Domestic institutional investors (DIIs) have net purchased Indian equities worth over Rs 4.16 lakh crore in 2026, while foreign institutional investors (FIIs) have net sold shares worth Rs 2.7 lakh crore. This trend highlights the contrasting investment strategies of DIIs and FIIs amid global uncertainties.
In the current month alone, DIIs have bought shares worth Rs 39,098 crore, while FIIs have sold nearly Rs 35,445 crore. This pattern has been consistent throughout the year, with DIIs showing resilience despite market volatility. In January, DIIs net bought Rs 69,221 crore as Nifty reached new highs.
February saw AI-related concerns affecting IT stocks, yet DIIs remained optimistic, purchasing Rs 38,423 crore worth of shares. The geopolitical tension in March, following the Iran-US conflict, led to a significant market downturn. Despite the Nifty dropping 11%, DIIs made their largest monthly purchase of Rs 1.36 lakh crore.
“Valuations are closer to long-term averages, particularly within large-cap stocks, while earnings growth is expected to accelerate in the second half of FY27.”
Dhiraj Relli, MD and CEO of HDFC Securities
The subsequent months continued to be volatile due to ongoing Middle East tensions. However, DIIs maintained their purchasing momentum, acquiring Rs 51,064 crore in April and Rs 82,669 crore in May. This consistent buying trend reflects DIIs' confidence in the Indian market's long-term potential.

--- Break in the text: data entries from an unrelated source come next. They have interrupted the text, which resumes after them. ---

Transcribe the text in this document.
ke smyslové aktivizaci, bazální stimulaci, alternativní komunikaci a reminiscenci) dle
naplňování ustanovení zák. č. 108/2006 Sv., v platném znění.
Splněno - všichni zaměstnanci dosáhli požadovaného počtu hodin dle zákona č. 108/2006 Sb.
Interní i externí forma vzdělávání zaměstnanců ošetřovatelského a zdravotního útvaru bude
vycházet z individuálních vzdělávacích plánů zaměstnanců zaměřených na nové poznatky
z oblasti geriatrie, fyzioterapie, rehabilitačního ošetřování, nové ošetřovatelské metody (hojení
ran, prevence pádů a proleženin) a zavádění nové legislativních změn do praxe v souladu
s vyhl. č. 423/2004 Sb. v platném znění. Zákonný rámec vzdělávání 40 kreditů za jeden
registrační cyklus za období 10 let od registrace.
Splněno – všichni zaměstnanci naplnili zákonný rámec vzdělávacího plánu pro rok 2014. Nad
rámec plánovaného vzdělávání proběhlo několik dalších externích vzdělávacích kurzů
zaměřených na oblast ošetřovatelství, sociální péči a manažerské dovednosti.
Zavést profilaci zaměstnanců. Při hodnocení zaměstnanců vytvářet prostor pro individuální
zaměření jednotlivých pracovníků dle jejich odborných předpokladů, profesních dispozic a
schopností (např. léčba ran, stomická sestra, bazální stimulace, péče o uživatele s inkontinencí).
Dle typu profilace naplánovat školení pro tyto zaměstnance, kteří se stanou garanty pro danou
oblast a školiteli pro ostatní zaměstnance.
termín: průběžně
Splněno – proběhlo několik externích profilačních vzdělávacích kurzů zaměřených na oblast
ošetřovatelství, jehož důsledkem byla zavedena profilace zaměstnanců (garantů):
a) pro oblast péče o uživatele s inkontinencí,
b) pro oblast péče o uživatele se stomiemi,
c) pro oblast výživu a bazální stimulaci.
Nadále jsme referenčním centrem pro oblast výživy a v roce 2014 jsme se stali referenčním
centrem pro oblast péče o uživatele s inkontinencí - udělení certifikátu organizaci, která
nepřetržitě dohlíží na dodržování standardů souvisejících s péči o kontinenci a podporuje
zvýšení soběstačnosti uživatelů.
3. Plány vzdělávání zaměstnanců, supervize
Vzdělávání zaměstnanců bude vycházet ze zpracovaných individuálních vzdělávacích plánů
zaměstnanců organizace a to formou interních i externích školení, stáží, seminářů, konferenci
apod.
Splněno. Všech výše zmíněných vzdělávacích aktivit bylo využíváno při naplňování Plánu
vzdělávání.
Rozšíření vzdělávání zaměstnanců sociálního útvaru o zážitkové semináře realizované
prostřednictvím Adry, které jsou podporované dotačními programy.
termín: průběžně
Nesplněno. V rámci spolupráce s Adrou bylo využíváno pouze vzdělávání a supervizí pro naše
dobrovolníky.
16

Dhiraj Relli, MD and CEO of HDFC Securities, noted that the Nifty is trading at a discount to its long-term average, suggesting potential for growth. Vikas Khemani of Carnelian Asset Management emphasized India's structural re-rating as an opportunity rather than a risk.
“It is a moment to recognize that India's structural re-rating is in front of us, not behind us.”
Vikas Khemani, Founder of Carnelian Asset Management
Background
Historically, DIIs have been a stabilizing force in the Indian markets, especially during periods of global uncertainty. Their continued investments indicate a strong belief in the domestic market's resilience and growth prospects.
Looking ahead, analysts expect the Nifty to recover, with Nomura projecting a rise to 25,900 by March 2027. Factors such as easing geopolitical tensions, lower oil prices, and a robust AI theme are expected to drive this recovery.